Analysis, Design, Development, Implementation, Evaluate (ADDIE)
Star Moretz (Instructional Designer & Training Specialist, College of Engineering)
In the last blog, I briefly mentioned the long standing Instructional Design practice known by the acronym ADDIE. This method was created by The Center for Educational Technology at Florida State University in 1975, for use by the military.
This method is comprehensive and is widely used in higher academia. It is considered to be the gold standard and many simplified versions have sprung up since the inception. It requires extensive time and money to follow the proper protocol of this method. The process follows a specific step by step trajectory; as depicted:
1Image source: Water Bearing Learning
In a broad perspective, one possible negative aspect of the process is that each linear step must be addressed in sequence without any deviation. Another noteworthy mention is that this model stays in the direct hands of the Instructional Designer, where newer spin-offs of the method delegate responsibility for some tasks to stakeholders and users allowing for a faster completion timeframe.
As a faculty member, you might wonder “how can this technical application work for me”? By analyzing your current instructional process in a targeted field/topic/area of interest, you can assess any holes or gaps that are present in your teaching strategy. With the analysis information, you begin to contemplate how you might deliver the information in new or different formats that would reach a larger audience. Asking yourself questions like “am I offering every available mode of delivery; such as visual, auditory, and kinesthetic?”. This leads you to imagine all the ways you can transfer the knowledge, via videos, lectures, and hands-on activities. Not to mention, live and online labs, work study, internships, logs for reflection, blogs and vlogs pertaining to current events, discussion boards and field research. Wow, just think about all the ways to attain knowledge through the distribution of information. Now, you can begin to craft those ideas into lessons, activities, and assessments.

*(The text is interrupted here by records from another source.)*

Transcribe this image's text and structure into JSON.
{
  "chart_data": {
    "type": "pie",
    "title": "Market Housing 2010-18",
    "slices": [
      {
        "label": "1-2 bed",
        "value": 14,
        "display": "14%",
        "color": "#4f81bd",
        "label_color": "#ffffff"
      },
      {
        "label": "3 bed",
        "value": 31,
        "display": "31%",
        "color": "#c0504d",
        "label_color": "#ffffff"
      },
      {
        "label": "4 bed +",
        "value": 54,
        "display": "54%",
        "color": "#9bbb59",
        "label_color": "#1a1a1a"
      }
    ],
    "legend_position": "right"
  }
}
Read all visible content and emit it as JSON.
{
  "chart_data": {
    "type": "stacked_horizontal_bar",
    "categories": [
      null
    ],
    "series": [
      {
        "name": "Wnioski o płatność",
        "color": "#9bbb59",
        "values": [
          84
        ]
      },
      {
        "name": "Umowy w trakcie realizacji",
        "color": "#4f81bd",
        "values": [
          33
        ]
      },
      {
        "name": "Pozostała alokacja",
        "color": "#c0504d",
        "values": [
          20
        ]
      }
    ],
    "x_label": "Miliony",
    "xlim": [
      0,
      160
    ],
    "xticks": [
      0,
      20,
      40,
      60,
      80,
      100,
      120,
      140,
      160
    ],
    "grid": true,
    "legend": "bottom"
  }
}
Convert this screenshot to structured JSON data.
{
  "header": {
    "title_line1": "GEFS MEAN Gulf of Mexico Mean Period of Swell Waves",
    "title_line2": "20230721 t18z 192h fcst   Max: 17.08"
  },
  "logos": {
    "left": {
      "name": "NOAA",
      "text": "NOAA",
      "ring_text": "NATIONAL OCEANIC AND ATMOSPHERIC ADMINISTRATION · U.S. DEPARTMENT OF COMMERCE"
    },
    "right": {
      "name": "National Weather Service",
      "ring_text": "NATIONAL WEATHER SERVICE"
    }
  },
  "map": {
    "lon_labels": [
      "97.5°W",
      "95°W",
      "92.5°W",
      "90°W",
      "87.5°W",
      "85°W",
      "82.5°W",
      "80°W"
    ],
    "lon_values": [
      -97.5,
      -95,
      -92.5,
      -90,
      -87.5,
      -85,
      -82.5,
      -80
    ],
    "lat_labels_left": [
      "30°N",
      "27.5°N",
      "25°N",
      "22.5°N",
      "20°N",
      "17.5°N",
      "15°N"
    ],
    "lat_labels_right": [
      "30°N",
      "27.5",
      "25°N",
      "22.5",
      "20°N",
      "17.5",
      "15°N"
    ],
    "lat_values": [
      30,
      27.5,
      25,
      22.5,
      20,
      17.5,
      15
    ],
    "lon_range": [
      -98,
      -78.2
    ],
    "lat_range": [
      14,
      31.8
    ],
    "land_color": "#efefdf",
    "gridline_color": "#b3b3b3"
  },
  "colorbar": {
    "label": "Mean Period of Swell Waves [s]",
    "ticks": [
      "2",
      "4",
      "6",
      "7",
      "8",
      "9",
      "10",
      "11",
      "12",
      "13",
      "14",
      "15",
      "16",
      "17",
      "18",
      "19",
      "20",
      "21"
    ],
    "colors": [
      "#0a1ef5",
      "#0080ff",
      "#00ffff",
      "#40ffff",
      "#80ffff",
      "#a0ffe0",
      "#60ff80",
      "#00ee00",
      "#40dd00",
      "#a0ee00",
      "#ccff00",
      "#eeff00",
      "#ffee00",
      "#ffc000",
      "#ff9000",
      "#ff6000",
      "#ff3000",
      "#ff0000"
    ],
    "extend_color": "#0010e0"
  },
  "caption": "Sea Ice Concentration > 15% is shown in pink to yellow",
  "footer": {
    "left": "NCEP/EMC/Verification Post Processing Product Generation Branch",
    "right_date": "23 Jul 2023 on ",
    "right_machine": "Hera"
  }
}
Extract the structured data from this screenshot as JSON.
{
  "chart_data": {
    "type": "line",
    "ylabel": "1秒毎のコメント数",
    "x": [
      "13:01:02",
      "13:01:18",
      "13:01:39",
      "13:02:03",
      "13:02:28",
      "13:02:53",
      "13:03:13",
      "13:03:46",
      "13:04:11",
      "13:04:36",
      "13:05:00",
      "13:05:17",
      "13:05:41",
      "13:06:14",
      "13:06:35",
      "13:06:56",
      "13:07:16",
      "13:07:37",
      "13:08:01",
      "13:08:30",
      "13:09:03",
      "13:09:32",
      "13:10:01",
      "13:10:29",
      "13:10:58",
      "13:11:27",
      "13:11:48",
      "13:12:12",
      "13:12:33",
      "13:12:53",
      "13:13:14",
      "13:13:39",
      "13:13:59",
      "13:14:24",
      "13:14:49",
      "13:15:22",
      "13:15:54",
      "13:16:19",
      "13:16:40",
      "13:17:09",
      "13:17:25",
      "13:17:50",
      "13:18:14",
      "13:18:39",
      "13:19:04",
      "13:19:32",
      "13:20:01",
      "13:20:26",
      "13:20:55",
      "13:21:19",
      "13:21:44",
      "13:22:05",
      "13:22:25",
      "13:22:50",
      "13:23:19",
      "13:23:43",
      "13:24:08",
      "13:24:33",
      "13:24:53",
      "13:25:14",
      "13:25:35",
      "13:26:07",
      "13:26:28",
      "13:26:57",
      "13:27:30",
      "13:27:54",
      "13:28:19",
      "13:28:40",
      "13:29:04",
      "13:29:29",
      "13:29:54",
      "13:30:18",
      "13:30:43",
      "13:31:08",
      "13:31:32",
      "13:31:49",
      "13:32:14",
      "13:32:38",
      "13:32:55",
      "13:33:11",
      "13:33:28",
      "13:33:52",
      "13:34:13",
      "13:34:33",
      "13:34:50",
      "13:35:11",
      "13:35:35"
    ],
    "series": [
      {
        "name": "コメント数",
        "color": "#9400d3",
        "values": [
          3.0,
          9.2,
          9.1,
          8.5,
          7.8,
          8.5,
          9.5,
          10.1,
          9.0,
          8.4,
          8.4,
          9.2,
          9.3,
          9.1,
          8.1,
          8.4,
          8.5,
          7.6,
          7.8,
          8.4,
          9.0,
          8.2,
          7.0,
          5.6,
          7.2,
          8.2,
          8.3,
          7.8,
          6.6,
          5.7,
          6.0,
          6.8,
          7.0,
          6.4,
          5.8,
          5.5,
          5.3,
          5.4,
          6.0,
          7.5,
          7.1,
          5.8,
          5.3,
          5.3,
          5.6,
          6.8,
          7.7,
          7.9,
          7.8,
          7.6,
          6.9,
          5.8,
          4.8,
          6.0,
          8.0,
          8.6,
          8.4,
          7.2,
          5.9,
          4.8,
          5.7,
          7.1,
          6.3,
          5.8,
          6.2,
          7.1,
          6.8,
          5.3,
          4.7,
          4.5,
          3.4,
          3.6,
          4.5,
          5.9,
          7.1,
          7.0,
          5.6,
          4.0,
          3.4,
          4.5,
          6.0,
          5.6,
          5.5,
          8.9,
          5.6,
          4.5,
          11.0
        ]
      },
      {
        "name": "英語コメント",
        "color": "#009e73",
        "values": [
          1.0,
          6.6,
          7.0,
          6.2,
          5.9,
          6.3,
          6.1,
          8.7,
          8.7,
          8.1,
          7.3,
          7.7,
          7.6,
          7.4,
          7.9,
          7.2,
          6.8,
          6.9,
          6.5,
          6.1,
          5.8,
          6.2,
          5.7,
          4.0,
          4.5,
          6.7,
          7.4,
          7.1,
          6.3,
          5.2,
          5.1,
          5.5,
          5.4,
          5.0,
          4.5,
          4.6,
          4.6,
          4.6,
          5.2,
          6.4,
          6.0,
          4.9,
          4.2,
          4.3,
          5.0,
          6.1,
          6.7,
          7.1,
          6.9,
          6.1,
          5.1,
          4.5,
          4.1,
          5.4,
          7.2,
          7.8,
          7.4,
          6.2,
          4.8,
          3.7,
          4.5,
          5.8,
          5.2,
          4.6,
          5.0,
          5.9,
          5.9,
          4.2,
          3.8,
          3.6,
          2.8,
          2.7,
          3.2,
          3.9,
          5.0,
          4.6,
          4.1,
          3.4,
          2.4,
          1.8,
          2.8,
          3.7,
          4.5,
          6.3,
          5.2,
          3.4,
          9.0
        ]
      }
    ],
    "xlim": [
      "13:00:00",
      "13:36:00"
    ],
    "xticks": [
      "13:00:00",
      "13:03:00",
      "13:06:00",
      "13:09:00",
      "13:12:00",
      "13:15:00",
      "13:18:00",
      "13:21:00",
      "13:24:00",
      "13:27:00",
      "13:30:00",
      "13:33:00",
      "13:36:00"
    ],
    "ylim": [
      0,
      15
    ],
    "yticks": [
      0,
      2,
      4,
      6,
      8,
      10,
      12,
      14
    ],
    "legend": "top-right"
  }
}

After building your course material, you will implement the structures you have created into a classroom setting. Lastly, you will evaluate the success of your endeavor. Did you reach all possible demographics within your class with information that they could process? Did your methodology return positive results from your students? Take what you have learned from this cycle and go back to the analysis stage and proceed again to hone your skills as an instructional designer.